Under the Banner of Heaven: Hulu Unveils Atmospheric True Crime Drama

On April 28, industry-renowned streaming platform Hulu unveiled the first two episodes of its new crime drama, Under the Banner of Heaven. Based on the true-crime nonfiction book by Jon Krakauer, the book and drama both examine the investigation of a 1984 murder in Utah. While not intentionally referential, the sum of the drama’s parts seems to hearken to other atmospheric crime dramas like True Detective and Twin Peaks.

The Story

Former Spider-Man franchise star Andrew Garfield stars as Detective Jeb Pyre. Pyre, like the suspects and victims of the case, belongs to the Church of Jesus Christ of Latter-Day Saints and is familiar with the values and beliefs of the key figures in the investigation.

Pyre’s boyishness and shared background allow him to form a bond with the initial key suspect, Allen Lafferty. As they talk, Allen begins to shift suspicion away from himself and towards his two brothers, Dan and Ron. As his brothers wrangled with tax regulations around the family chiropractic practice, Allen tells Detective Pyre that they became more and more disenchanted with the U.S government and joined a radical religious sect.

The Lafferty family backstory becomes entwined with flashback scenes about the founder of the Mormon faith, Joseph Smith. Despite Dan’s and Ron’s apparent bloody crime, the flashbacks are indicative that Allen links their tax struggles to the history of persecution that the early church faced.

Pyre, who knows the history that Allen is alluding to just as well, struggles with himself not to make the same link between the persecution of early Mormons in the 19th century and the Lafferty brothers’ tax struggles.

History is very alive, and time is relative, beneath the fairly modern surface of 1980s Utah that Under the Banner of Heaven depicts. The line between cop and criminal is also very thin in a community with as much shared tradition and conviction as that which Lafferty and Pyre both come from: despite being on opposite sides of the law, they quickly find a common ground in discussing the history of their shared faith. Garfield portrays Pyre’s discomfort at this with subtle emotionality.

Twin Peaks and True Detective Connection

With its foreboding mood and emphasis on the emotions of the detective as his investigation unfolds, Under the Banner of Heaven calls to mind the 2010s HBO drama True Detective. It is not aiming quite as deliberately for a pulp tone. However, as it is based on a true crime, its fluid treatment of time also conjures 90s cult favorite Twin Peaks, which wove between small-town Washington and alternate dimensions.

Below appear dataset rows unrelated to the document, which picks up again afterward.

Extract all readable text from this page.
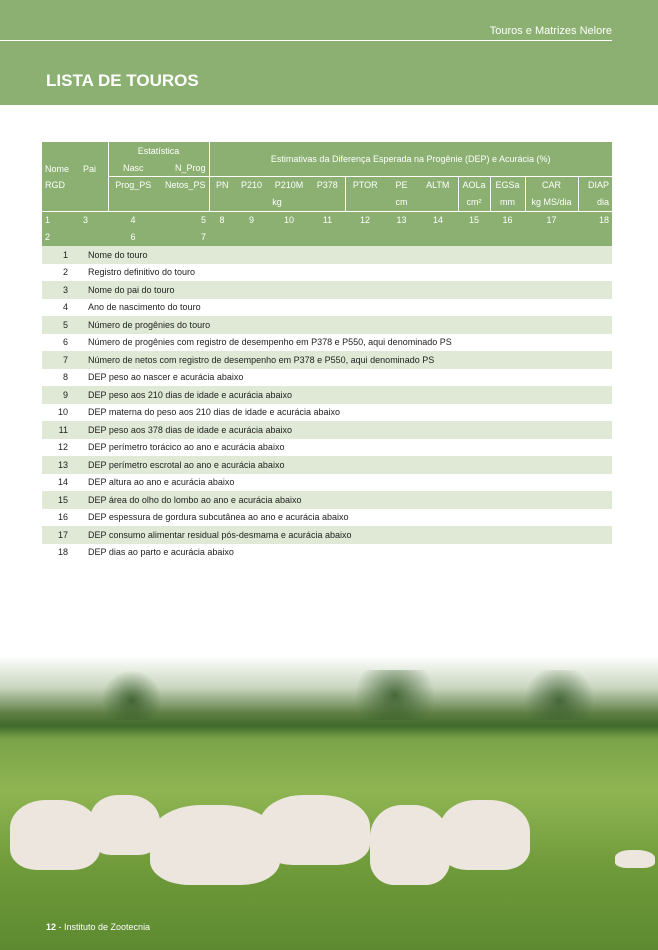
Touros e Matrizes Nelore
LISTA DE TOUROS
Nome	Pai	Estatística		Estimativas da Diferença Esperada na Progênie (DEP) e Acurácia (%)										
		Nasc	N_Prog											
RGD		Prog_PS	Netos_PS	PN	P210	P210M	P378	PTOR	PE	ALTM	AOLa	EGSa	CAR	DIAP
				kg				cm			cm²	mm	kg MS/dia	dia
1	3	4	5	8	9	10	11	12	13	14	15	16	17	18
2		6	7											
1 Nome do touro
2 Registro definitivo do touro
3 Nome do pai do touro
4 Ano de nascimento do touro
5 Número de progênies do touro
6 Número de progênies com registro de desempenho em P378 e P550, aqui denominado PS
7 Número de netos com registro de desempenho em P378 e P550, aqui denominado PS
8 DEP peso ao nascer e acurácia abaixo
9 DEP peso aos 210 dias de idade e acurácia abaixo
10 DEP materna do peso aos 210 dias de idade e acurácia abaixo
11 DEP peso aos 378 dias de idade e acurácia abaixo
12 DEP perímetro torácico ao ano e acurácia abaixo
13 DEP perímetro escrotal ao ano e acurácia abaixo
14 DEP altura ao ano e acurácia abaixo
15 DEP área do olho do lombo ao ano e acurácia abaixo
16 DEP espessura de gordura subcutânea ao ano e acurácia abaixo
17 DEP consumo alimentar residual pós-desmama e acurácia abaixo
18 DEP dias ao parto e acurácia abaixo
12 - Instituto de Zootecnia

The kinship is also apparent in its treatment of the crime’s victim, Brenda Lafferty. An aspiring actress and broadcast journalist, Brenda exudes a palpable aura of vivacity, but also a cerebral, contemplative spirituality quite at odds with the increasingly harried and fervent zealotry of her brothers-in-law, her eventual murderers. Like Twin Peaks’s focal point, Laura Palmer, Brenda’s ethereal but vivacious presence is a jarring juxtaposition to the violence that befalls her.

Conclusion

Under the Banner of Heaven’s first two episodes unfold languidly, with a foreboding that not only calls to mind crime dramas of the past like Twin Peaks and True Detective but is at odds with the cheeky tone of other offerings in the current true-crime drama. This is no Tiger King; no camp to be found, but rather a nonlinear narrative in which faith, history, and radical politics all collide into a shocking crime.

Star Rating: Three. A slow burn will be a difficult commitment for some viewers; those looking for a sober crime story will be pleased.